D'un point de vue économique, le PET est généralement plus cher que le PP. Son point de fusion plus élevé signifie également que sa transformation nécessite plus d'énergie. Sur le plan du développement durable, le PET présente un avantage majeur : il est largement recyclé. En fait, une part importante de la fibre discontinue de PET utilisée dans les non-tissés est produite à partir de bouteilles en plastique recyclées après consommation (rPET). Cela crée une voie précieuse pour l'économie circulaire, en transformant les déchets en biens durables. Pour tout fabricant ou consommateur soucieux de l'impact environnemental, le choix du rPET comme matière première d'un non-tissé est une déclaration forte.
Un regard comparatif sur les processus de fabrication
Le choix de la matière première est intrinsèquement lié au processus de fabrication. Ce tableau illustre comment les différentes méthodes de formation et de collage des bandes sont adaptées aux différentes fibres.

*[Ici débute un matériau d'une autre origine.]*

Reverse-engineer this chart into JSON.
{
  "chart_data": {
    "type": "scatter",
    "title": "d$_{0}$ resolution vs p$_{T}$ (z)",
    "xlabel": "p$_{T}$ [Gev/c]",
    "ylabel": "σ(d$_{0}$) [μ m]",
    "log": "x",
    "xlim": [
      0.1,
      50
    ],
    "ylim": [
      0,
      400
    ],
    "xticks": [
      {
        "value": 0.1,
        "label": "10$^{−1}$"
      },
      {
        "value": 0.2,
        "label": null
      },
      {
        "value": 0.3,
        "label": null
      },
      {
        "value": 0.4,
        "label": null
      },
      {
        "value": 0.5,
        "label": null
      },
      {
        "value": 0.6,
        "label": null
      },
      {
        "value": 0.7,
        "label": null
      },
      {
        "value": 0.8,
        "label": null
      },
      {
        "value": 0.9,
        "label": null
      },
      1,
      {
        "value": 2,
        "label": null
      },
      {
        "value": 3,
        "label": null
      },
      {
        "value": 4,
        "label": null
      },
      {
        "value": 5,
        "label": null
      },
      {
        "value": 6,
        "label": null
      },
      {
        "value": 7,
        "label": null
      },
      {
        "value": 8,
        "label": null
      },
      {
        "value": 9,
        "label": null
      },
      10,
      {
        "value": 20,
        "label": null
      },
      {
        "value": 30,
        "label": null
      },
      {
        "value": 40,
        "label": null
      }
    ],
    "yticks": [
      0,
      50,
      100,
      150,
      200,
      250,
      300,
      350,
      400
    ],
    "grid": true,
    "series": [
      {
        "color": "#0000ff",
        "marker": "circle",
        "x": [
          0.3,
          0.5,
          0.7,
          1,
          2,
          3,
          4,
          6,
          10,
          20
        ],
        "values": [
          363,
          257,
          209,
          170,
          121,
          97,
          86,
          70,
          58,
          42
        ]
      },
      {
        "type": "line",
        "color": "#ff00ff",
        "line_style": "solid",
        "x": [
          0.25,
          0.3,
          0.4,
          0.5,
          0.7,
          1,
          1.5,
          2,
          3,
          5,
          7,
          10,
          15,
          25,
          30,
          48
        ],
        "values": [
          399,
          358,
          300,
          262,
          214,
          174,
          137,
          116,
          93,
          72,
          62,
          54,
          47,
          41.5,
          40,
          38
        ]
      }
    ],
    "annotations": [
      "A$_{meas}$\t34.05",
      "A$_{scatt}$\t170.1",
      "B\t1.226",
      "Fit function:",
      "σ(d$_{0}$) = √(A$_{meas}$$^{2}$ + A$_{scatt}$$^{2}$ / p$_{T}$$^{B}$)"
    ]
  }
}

| Méthode de fabrication | Description | Matières premières communes | Propriétés du tissu résultant |
|---|---|---|---|
| Spunbond | Polymère fondu extrudé en filaments, qui sont déposés et liés thermiquement. | Polypropylène (PP), Polyester (PET) | Solide, stable, uniforme et rentable. |
| Fondus | Polymère fondu extrudé par de fines buses et atténué par de l'air chaud, créant ainsi des microfibres. | Polypropylène (PP) | Excellente filtration, souple, faible. Souvent superposé à du spunbond (SMS). |
| Poinçon d'aiguille | Les fibres discontinues d'une bande sont mécaniquement enchevêtrées par des aiguilles barbelées. | Polyester (PET), Polypropylène (PP) | Épais, dense, solide, semblable à du feutre. Excellent pour la filtration et les géotextiles. |
| Spunlace (Hydroentanglement) | Les fibres discontinues d'une toile sont enchevêtrées par des jets d'eau à haute pression. | Coton, viscose, polyester (PET), mélanges | Doux, drapable, absorbant, semblable à un tissu, sans liant. |
| Airlaid | Les fibres discontinues (souvent de la pulpe de bois) sont suspendues dans l'air et déposées sur un tamis, puis collées. | Pâte de bois, fibres bicomposantes, SAP | Duveteux, très absorbant, doux. |
Il est essentiel de comprendre cette synergie entre le matériau et la méthode. Vous n'essaieriez pas de fabriquer une lingette douce pour bébé à l'aide d'un procédé d'aiguilletage, pas plus que vous n'utiliseriez des fibres de coton délicates dans une ligne de filage à grande vitesse conçue pour les polymères. L'ensemble du système, de l'entrée de la matière première au rouleau fini, est un choix d'ingénierie intégré.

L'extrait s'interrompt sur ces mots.